- 8 ounces uncooked spaghetti
- 1 medium ripe avocado, peeled
- 1/4 cup loosely packed basil leaves
- 2 tablespoons olive oil
- 1 tablespoon lemon juice
- 1 garlic clove
- 1/2 teaspoon kosher salt
- 1/4 teaspoon coarsely ground pepper
- Optional: Shredded Parmesan cheese, shredded mozzarella cheese and grated lime zest
- Cook spaghetti according to package directions for al dente, reserving 1/2 cup pasta water. Meanwhile, place avocado, basil, oil, lemon juice, garlic, salt and pepper in a food processor; pulse until blended. Add water to reach desired consistency
- Drain spaghetti; return to pan. Add sauce and toss to coat.

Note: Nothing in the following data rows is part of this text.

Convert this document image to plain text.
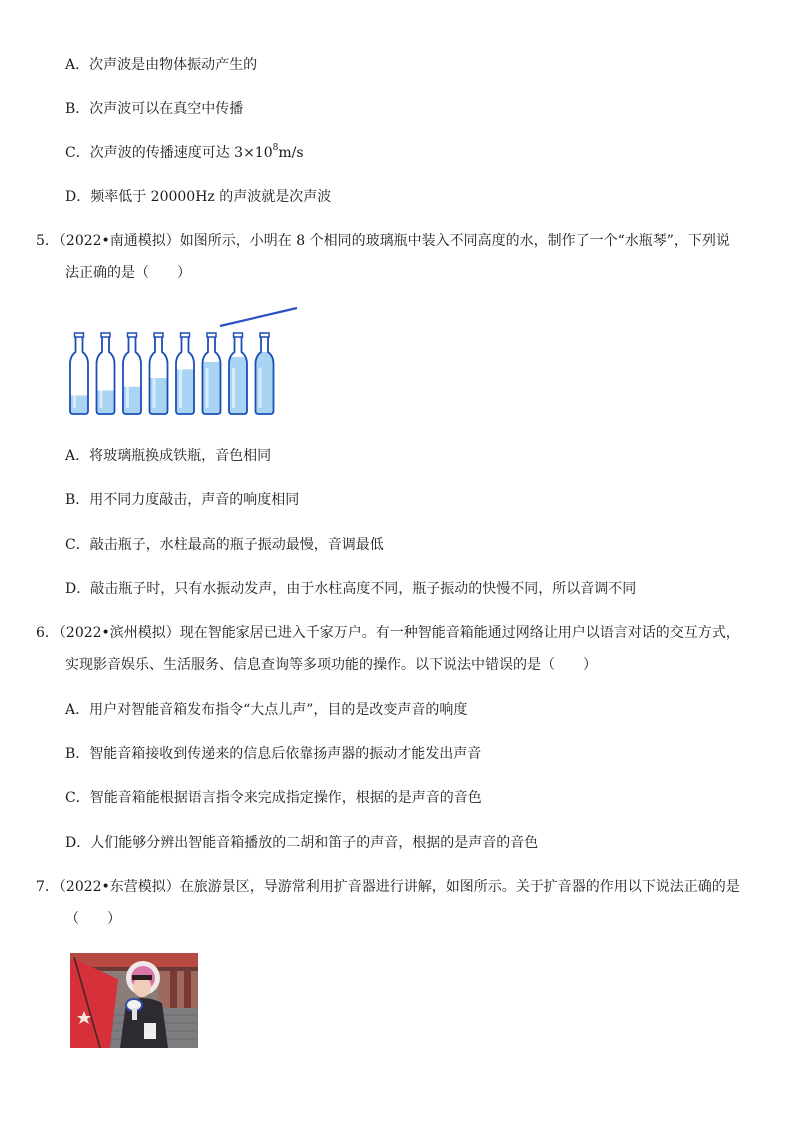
A．次声波是由物体振动产生的
B．次声波可以在真空中传播
C．次声波的传播速度可达 $3\times 10^8m/s$
D．频率低于 20000Hz 的声波就是次声波
5．（2022•南通模拟）如图所示，小明在 8 个相同的玻璃瓶中装入不同高度的水，制作了一个“水瓶琴”，下列说
法正确的是（　　）
A．将玻璃瓶换成铁瓶，音色相同
B．用不同力度敲击，声音的响度相同
C．敲击瓶子，水柱最高的瓶子振动最慢，音调最低
D．敲击瓶子时，只有水振动发声，由于水柱高度不同，瓶子振动的快慢不同，所以音调不同
6．（2022•滨州模拟）现在智能家居已进入千家万户。有一种智能音箱能通过网络让用户以语言对话的交互方式，
实现影音娱乐、生活服务、信息查询等多项功能的操作。以下说法中错误的是（　　）
A．用户对智能音箱发布指令“大点儿声”，目的是改变声音的响度
B．智能音箱接收到传递来的信息后依靠扬声器的振动才能发出声音
C．智能音箱能根据语言指令来完成指定操作，根据的是声音的音色
D．人们能够分辨出智能音箱播放的二胡和笛子的声音，根据的是声音的音色
7．（2022•东营模拟）在旅游景区，导游常利用扩音器进行讲解，如图所示。关于扩音器的作用以下说法正确的是
（　　）
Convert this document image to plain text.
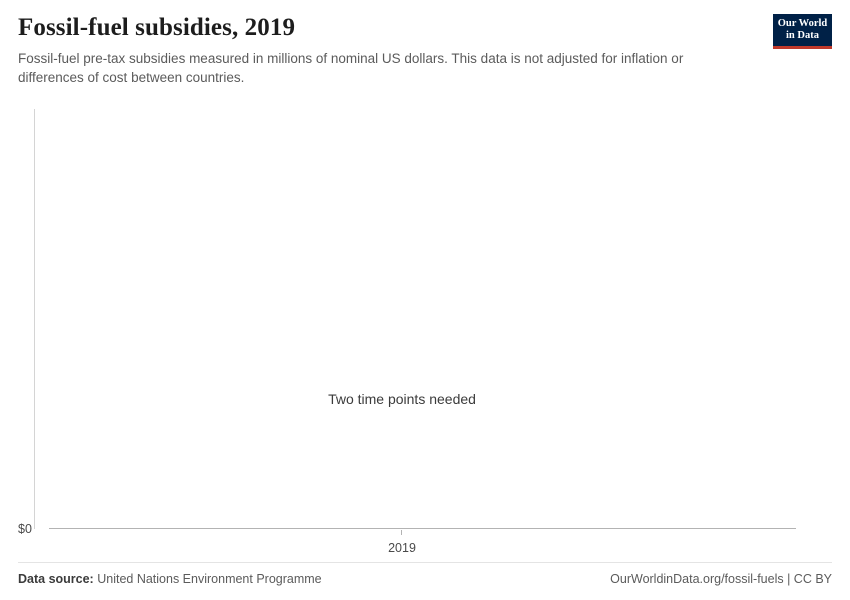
Fossil-fuel subsidies, 2019

Fossil-fuel pre-tax subsidies measured in millions of nominal US dollars. This data is not adjusted for inflation or differences of cost between countries.

Our World
in Data
$0
2019
Two time points needed
Data source: United Nations Environment Programme	OurWorldinData.org/fossil-fuels | CC BY
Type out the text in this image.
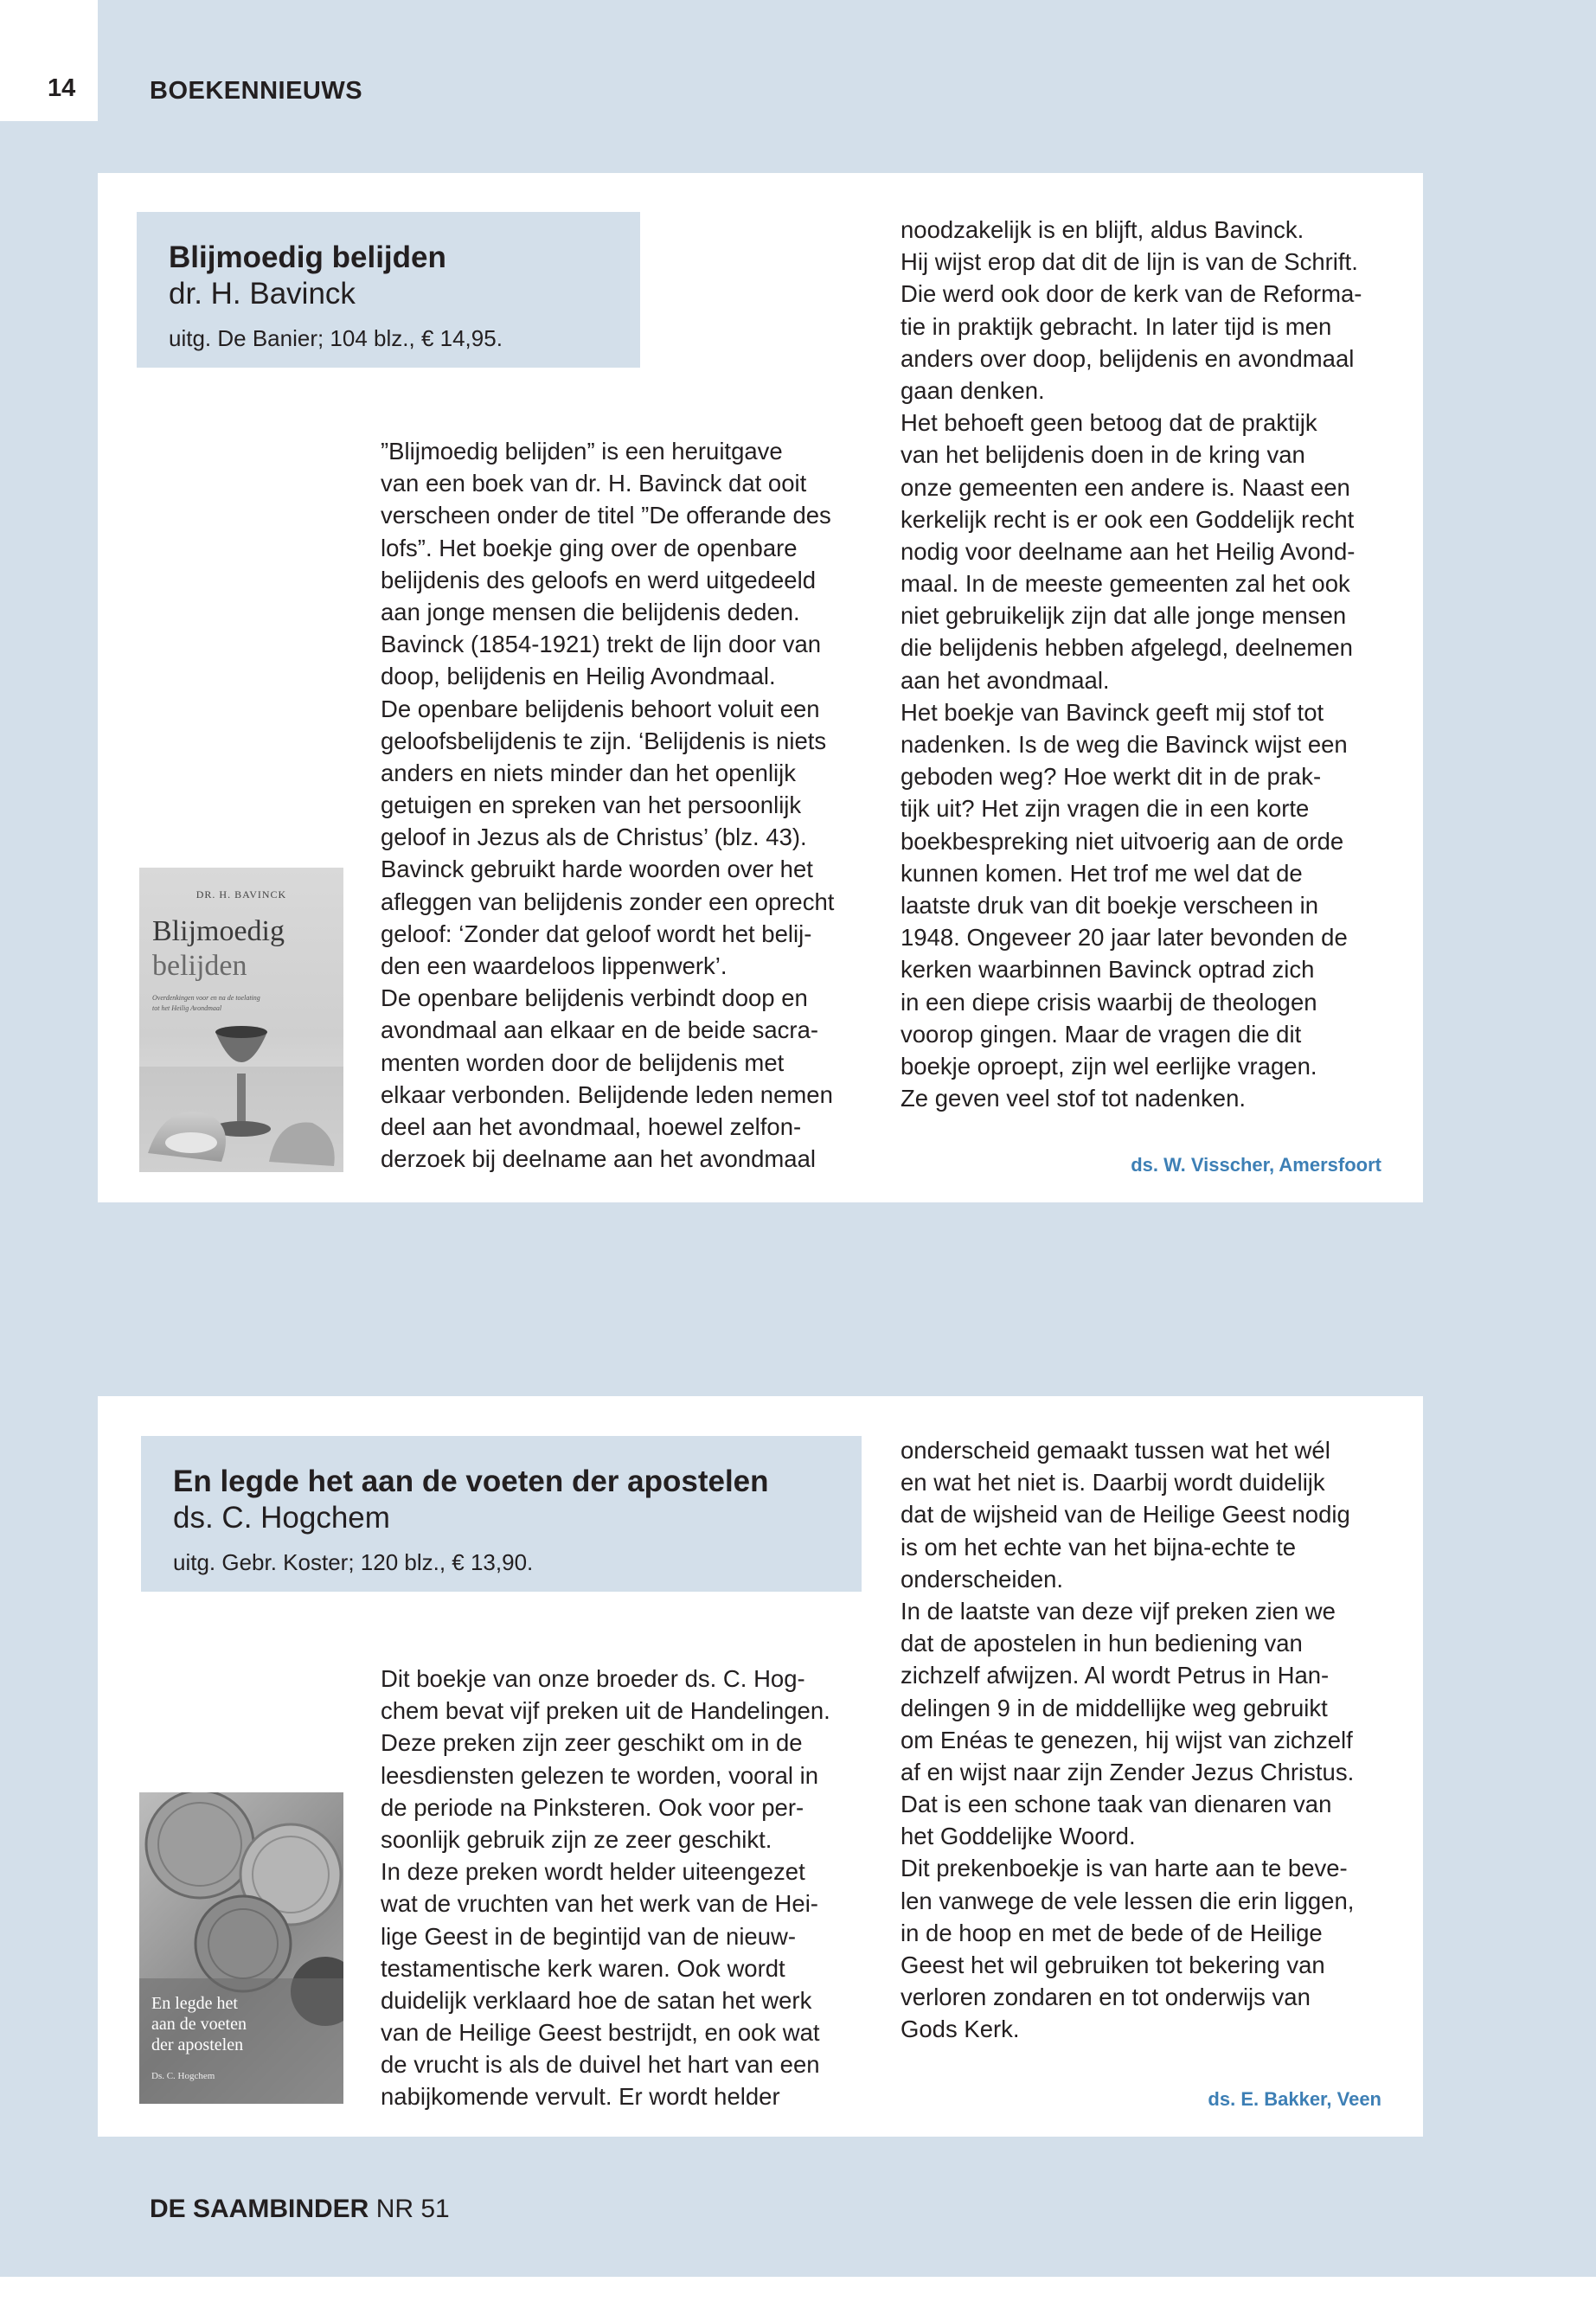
14	BOEKENNIEUWS
Blijmoedig belijden
dr. H. Bavinck
uitg. De Banier; 104 blz., € 14,95.
DR. H. BAVINCK
Blijmoedig
belijden
Overdenkingen voor en na de toelating tot het Heilig Avondmaal
”Blijmoedig belijden” is een heruitgave
van een boek van dr. H. Bavinck dat ooit
verscheen onder de titel ”De offerande des
lofs”. Het boekje ging over de openbare
belijdenis des geloofs en werd uitgedeeld
aan jonge mensen die belijdenis deden.
Bavinck (1854-1921) trekt de lijn door van
doop, belijdenis en Heilig Avondmaal.
De openbare belijdenis behoort voluit een
geloofsbelijdenis te zijn. ‘Belijdenis is niets
anders en niets minder dan het openlijk
getuigen en spreken van het persoonlijk
geloof in Jezus als de Christus’ (blz. 43).
Bavinck gebruikt harde woorden over het
afleggen van belijdenis zonder een oprecht
geloof: ‘Zonder dat geloof wordt het belij-
den een waardeloos lippenwerk’.
De openbare belijdenis verbindt doop en
avondmaal aan elkaar en de beide sacra-
menten worden door de belijdenis met
elkaar verbonden. Belijdende leden nemen
deel aan het avondmaal, hoewel zelfon-
derzoek bij deelname aan het avondmaal
noodzakelijk is en blijft, aldus Bavinck.
Hij wijst erop dat dit de lijn is van de Schrift.
Die werd ook door de kerk van de Reforma-
tie in praktijk gebracht. In later tijd is men
anders over doop, belijdenis en avondmaal
gaan denken.
Het behoeft geen betoog dat de praktijk
van het belijdenis doen in de kring van
onze gemeenten een andere is. Naast een
kerkelijk recht is er ook een Goddelijk recht
nodig voor deelname aan het Heilig Avond-
maal. In de meeste gemeenten zal het ook
niet gebruikelijk zijn dat alle jonge mensen
die belijdenis hebben afgelegd, deelnemen
aan het avondmaal.
Het boekje van Bavinck geeft mij stof tot
nadenken. Is de weg die Bavinck wijst een
geboden weg? Hoe werkt dit in de prak-
tijk uit? Het zijn vragen die in een korte
boekbespreking niet uitvoerig aan de orde
kunnen komen. Het trof me wel dat de
laatste druk van dit boekje verscheen in
1948. Ongeveer 20 jaar later bevonden de
kerken waarbinnen Bavinck optrad zich
in een diepe crisis waarbij de theologen
voorop gingen. Maar de vragen die dit
boekje oproept, zijn wel eerlijke vragen.
Ze geven veel stof tot nadenken.
ds. W. Visscher, Amersfoort
En legde het aan de voeten der apostelen
ds. C. Hogchem
uitg. Gebr. Koster; 120 blz., € 13,90.
En legde het
aan de voeten
der apostelen
Ds. C. Hogchem
Dit boekje van onze broeder ds. C. Hog-
chem bevat vijf preken uit de Handelingen.
Deze preken zijn zeer geschikt om in de
leesdiensten gelezen te worden, vooral in
de periode na Pinksteren. Ook voor per-
soonlijk gebruik zijn ze zeer geschikt.
In deze preken wordt helder uiteengezet
wat de vruchten van het werk van de Hei-
lige Geest in de begintijd van de nieuw-
testamentische kerk waren. Ook wordt
duidelijk verklaard hoe de satan het werk
van de Heilige Geest bestrijdt, en ook wat
de vrucht is als de duivel het hart van een
nabijkomende vervult. Er wordt helder
onderscheid gemaakt tussen wat het wél
en wat het niet is. Daarbij wordt duidelijk
dat de wijsheid van de Heilige Geest nodig
is om het echte van het bijna-echte te
onderscheiden.
In de laatste van deze vijf preken zien we
dat de apostelen in hun bediening van
zichzelf afwijzen. Al wordt Petrus in Han-
delingen 9 in de middellijke weg gebruikt
om Enéas te genezen, hij wijst van zichzelf
af en wijst naar zijn Zender Jezus Christus.
Dat is een schone taak van dienaren van
het Goddelijke Woord.
Dit prekenboekje is van harte aan te beve-
len vanwege de vele lessen die erin liggen,
in de hoop en met de bede of de Heilige
Geest het wil gebruiken tot bekering van
verloren zondaren en tot onderwijs van
Gods Kerk.
ds. E. Bakker, Veen
DE SAAMBINDER NR 51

Can you use other types of noodles in avocado pasta?Use whatever noodles you have on hand in place of the spaghetti. The easiest swaps for long noodles are linguine or bucatini, but others will work fine as well. Check out our ultimate guide to pasta shapes for more ideas.
What else can you put in avocado pasta?Make this avocado pasta a more complete meal by adding your favorite protein like chicken or tofu. Keep the recipe vegan by adding nutritional yeast for a cheesy flavor, or add queso fresco instead of the optional mozzarella and Parmesan.
1 cup: 330 calories, 13g fat (2g saturated fat), 0 cholesterol, 247mg sodium, 46g carbohydrate (2g sugars, 4g fiber), 8g protein.